Professor & Chair, Department of Pharmaceutical & Adminstrative Sciences University of Charleston Charleston, West Virginia
Dimethoxycurcumin (DMC) is a more stable and bioavailable analog of curcumin and both drugs demonstrated in-vitro and in-vivo antitumor effects. Several studies investigated the epigenetic changes induced by curcumin and its analogs, such as DNA methylation, histone acetylation, and miRNA modulation. Nonetheless, the impact of these compounds on histone methylation remains largely unknown. Accordingly, we tested the effect of curcumin and DMC on the methylation of different histone lysine residues in leukemia cells by monitoring the activity of both the histone lysine methyltransferases (HKMT) writer enzymes and histone lysine demethylases (HKDM) eraser enzymes in leukemia cells.
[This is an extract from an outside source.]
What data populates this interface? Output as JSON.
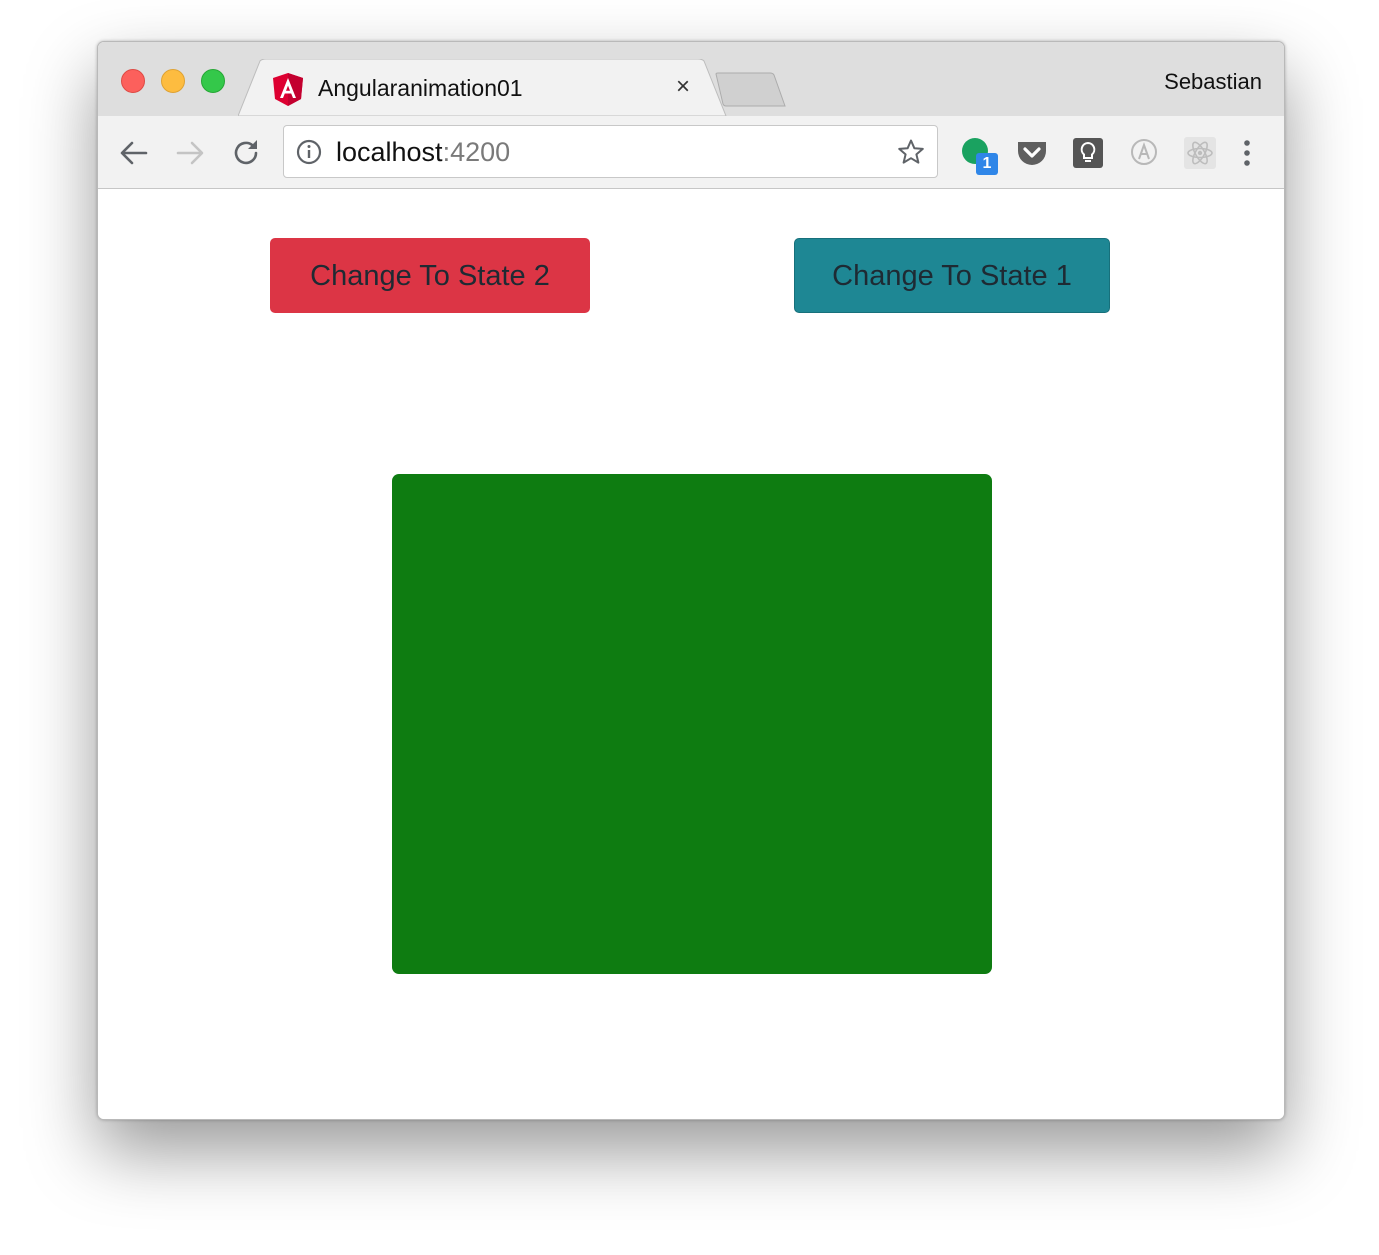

We also compared the impact of both drugs on 95 different histone posttranslational modifications using mass spectrometry. Both drugs induced similar epigenetic changes with minor differences, indicating that DMC is a potential antitumor candidate that can progress into clinical trials.
Learning Objectives:
Describe the differences between curcumin and its analog dimethoxycurcumin.
Identify the epigenetic targets modified by curcumin and its analog.
Demonstrate the potential for the progress of curcumin analogs into clinical trials.